Nevertheless, Wisconsin communities have deep experience surviving, recovering, and rebuilding from floods. The next decades are likely to bring more challenges and further opportunities to work as a state to address those challenges through smart, inclusive planning and governing.
This article was originally published on the State Bar of Wisconsin’s Environmental Law Section Blog. Visit the State Bar sections or the Environmental Law Section web pages to learn more about the benefits of section membership.
Endnotes
1 Northwest Regional Planning Commission, Northwest Wisconsin Flood Impact Study, HAZUS-MH Level 2 Analysis, pp. 1-3, 294, Nov. 2018.
2 Surface Water and Stormwater, Chapter 13, Milwaukee Metropolitan Sewerage District (2019); Milwaukee Metropolitan Sewerage District, “Frequently Asked Questions.”
3 See Madison, Wis., Gen. Ordinances, ch. 37.
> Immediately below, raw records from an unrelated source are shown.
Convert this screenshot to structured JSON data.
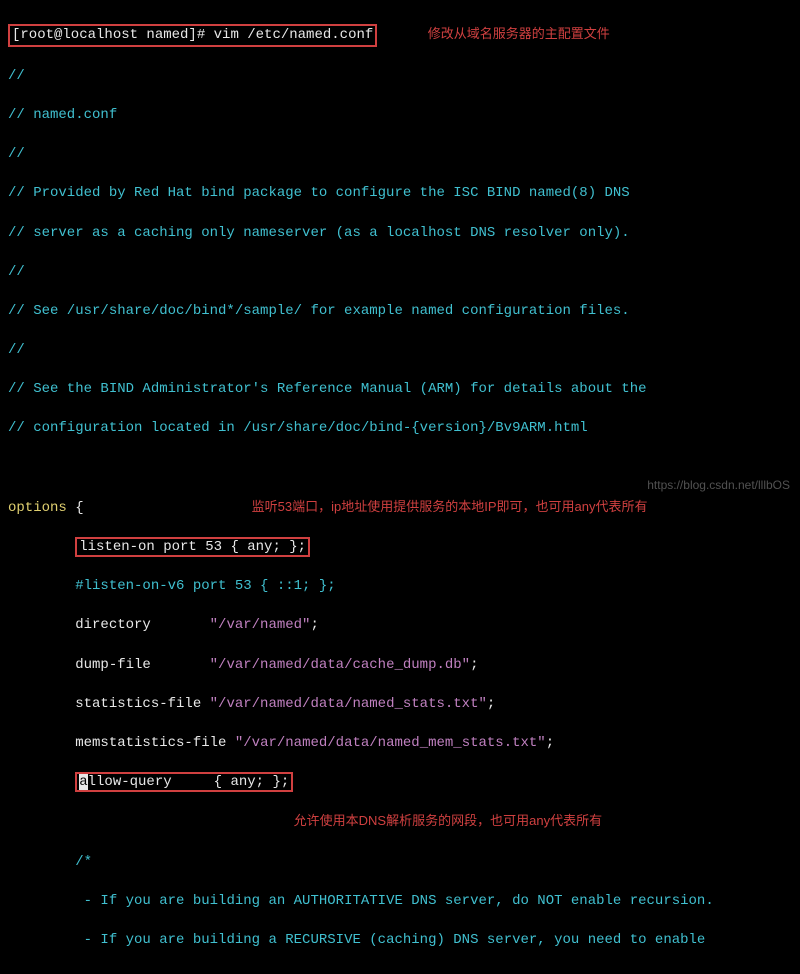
{
  "prompt": {
    "user_host": "[root@localhost named]#",
    "command": "vim /etc/named.conf"
  },
  "annotations": {
    "top": "修改从域名服务器的主配置文件",
    "listen": "监听53端口，ip地址使用提供服务的本地IP即可，也可用any代表所有",
    "allow": "允许使用本DNS解析服务的网段，也可用any代表所有"
  },
  "file": {
    "c1": "//",
    "c2": "// named.conf",
    "c3": "//",
    "c4": "// Provided by Red Hat bind package to configure the ISC BIND named(8) DNS",
    "c5": "// server as a caching only nameserver (as a localhost DNS resolver only).",
    "c6": "//",
    "c7": "// See /usr/share/doc/bind*/sample/ for example named configuration files.",
    "c8": "//",
    "c9": "// See the BIND Administrator's Reference Manual (ARM) for details about the",
    "c10": "// configuration located in /usr/share/doc/bind-{version}/Bv9ARM.html",
    "options_kw": "options ",
    "brace_open": "{",
    "listen_on": "listen-on port 53 { any; };",
    "listen_v6": "#listen-on-v6 port 53 { ::1; };",
    "dir_key": "directory       ",
    "dir_val": "\"/var/named\"",
    "semi": ";",
    "dump_key": "dump-file       ",
    "dump_val": "\"/var/named/data/cache_dump.db\"",
    "stats_key": "statistics-file ",
    "stats_val": "\"/var/named/data/named_stats.txt\"",
    "mem_key": "memstatistics-file ",
    "mem_val": "\"/var/named/data/named_mem_stats.txt\"",
    "allow_cursor": "a",
    "allow_rest": "llow-query     { any; };",
    "cm_open": "/*",
    "cm_l1": " - If you are building an AUTHORITATIVE DNS server, do NOT enable recursion.",
    "cm_l2": " - If you are building a RECURSIVE (caching) DNS server, you need to enable"
  },
  "watermark": "https://blog.csdn.net/lllbOS"
}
4 Kimberly Hurtado, “In a world rocked by climate change, firms must adjust,” Idaho Business Review, Feb. 18, 2020.
5 See “Wisconsin Grant Program Helps People Relocate From Flood-Prone Areas,”Pew Charitable Trusts Issue Brief, Nov. 19, 2019.
6 See Soil Health, USDA Natural Resources Conservation Service, Wisconsin.
7 Association of State Floodplain Managers, Testimony: An Examination of Federal Flood Maps in a Changing Climate, before the House Committee on Science, Space and Technology Subcommittee on the Environment & Subcommittee on Investigations and Oversight, pp. 13-18, Feb. 27, 2020.